Fundamentados sobre a rocha interior, nossa vida se expande, nos tornamos mais abertos e sensíveis, capazes de escutar os acontecimentos, alimentar uma atenção contemplativa frente à realidade que nos cerca, respondendo a seus apelos e tomando decisões maduras e evangélicas.
Viver a “dimensão Paulo” é abrir-nos à desafiante realidade, entrando no fluxo da “Encarnação do Verbo no mundo” e sendo presenças portadoras da Boa-Notícia do Evangelho.
Como harmonizar “Pedro e Paulo” em nossa vida, para que nosso seguimento de Jesus tenha a marca da criatividade?
Inspirados por eles, nossa vida cristã se centra na identificação com Jesus; afinal, não somos seguidores de uma religião, doutrina, rito..., mas de uma pessoa. E essa identificação se expressa como resposta que damos à pergunta feita na região de Cesareia de Felipe: “e vós, quem dizeis que eu sou?”

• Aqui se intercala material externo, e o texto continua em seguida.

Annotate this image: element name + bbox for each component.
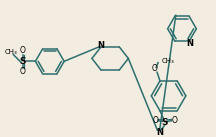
Text: N: N <box>156 128 164 137</box>
Text: O: O <box>172 116 177 125</box>
Text: CH₃: CH₃ <box>162 58 175 64</box>
Text: O: O <box>20 67 26 76</box>
Text: S: S <box>162 118 168 127</box>
Text: N: N <box>187 39 194 48</box>
Text: S: S <box>20 57 26 66</box>
Text: N: N <box>98 41 105 50</box>
Text: O: O <box>151 64 157 73</box>
Text: CH₃: CH₃ <box>5 49 18 55</box>
Text: O: O <box>152 116 158 125</box>
Text: O: O <box>20 46 26 55</box>
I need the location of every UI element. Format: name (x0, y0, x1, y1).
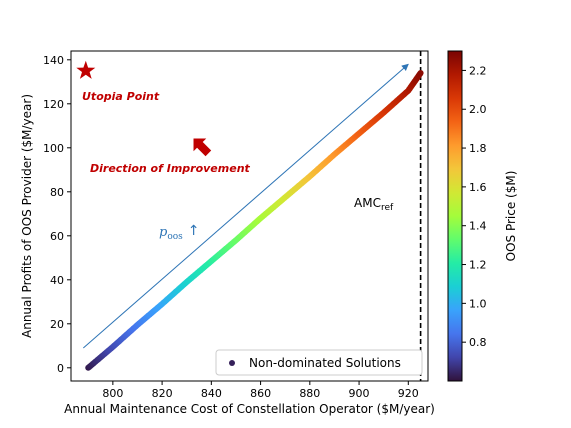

Busque, na oração, cavar mais profundamente, até atingir a rocha de seu ser, o fundamento original e consistente de sua personalidade.
- Quais são os valores perenes, as visões ousadas, as experiências fundantes, as opções duradouras... que constituem a rocha inabalável, sobre a qual construir sua vida? Como ser “presença paulina” no seu contexto social, religioso, cultural...?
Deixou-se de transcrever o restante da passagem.